- Born: 1932 Kelibia, Nabeul Governorate, French Protectorate of Tunisia, France
- Died: 11 January 2022 (aged 89) Kelibia, Nabeul Governorate, Tunisia
- Other names: Nūr al-Dīn Ṣammūd
- Occupation: Poet

= Noureddine Sammoud =

Tunisian poet and academic (1932–2022)

Noureddine Sammoud (نور الدين صمود; 1932 – 11 January 2022) was a Tunisian poet and academic.

== Life and career ==
Born in Kelibia, Sammoud studied at the Al-Zaytuna Mosque and at the Cairo University, before getting a master's degree in literature at the Lebanese University in 1959. He started his poetic production in 1953, and took part in several national and international literary festivals. His poetry collections, which are generally linked to the Neo-romanticism, were translated in various foreign languages and spanned different styles. During his life he received numerous awards, including the National Merit Award in 1970 and the prize of the Ministry of Cultural Affairs in 1982.
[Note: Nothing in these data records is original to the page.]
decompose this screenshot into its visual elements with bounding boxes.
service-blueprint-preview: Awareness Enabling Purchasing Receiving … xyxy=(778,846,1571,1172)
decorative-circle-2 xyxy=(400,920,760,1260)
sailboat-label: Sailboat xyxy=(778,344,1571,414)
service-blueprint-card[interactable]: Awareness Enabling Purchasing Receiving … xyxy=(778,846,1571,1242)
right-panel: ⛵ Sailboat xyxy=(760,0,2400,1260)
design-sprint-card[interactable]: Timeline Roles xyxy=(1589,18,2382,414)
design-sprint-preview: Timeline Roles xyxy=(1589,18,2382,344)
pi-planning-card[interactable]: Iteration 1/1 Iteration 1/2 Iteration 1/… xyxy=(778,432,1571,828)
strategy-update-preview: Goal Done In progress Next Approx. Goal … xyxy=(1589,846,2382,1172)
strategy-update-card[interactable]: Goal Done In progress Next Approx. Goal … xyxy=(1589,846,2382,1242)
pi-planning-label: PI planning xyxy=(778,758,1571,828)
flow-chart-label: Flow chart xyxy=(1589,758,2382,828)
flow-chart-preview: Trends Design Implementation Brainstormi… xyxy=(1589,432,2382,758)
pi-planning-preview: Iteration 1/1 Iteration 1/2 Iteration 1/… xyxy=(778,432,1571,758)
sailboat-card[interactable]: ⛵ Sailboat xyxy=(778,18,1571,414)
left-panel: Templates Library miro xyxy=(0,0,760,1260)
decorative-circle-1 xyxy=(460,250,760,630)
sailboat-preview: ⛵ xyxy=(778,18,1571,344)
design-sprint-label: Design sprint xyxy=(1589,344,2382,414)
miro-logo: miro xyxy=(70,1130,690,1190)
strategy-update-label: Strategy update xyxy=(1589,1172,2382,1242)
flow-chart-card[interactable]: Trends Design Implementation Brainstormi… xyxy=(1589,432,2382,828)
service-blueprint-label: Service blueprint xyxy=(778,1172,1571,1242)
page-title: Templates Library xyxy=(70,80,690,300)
He often collaborated with radio as a host and a writer, and was a professor of literature at the Higher Institute of Theology (a department of the University of Ez-Zitouna) and later at the Higher Institute of Music of Tunisia (ISMT). His poetries have often been put to music by prominent artists such as Slah Mosbah and Ali Riahi. Sammoud died in Kelibia on 11 January 2022, at the age of 89.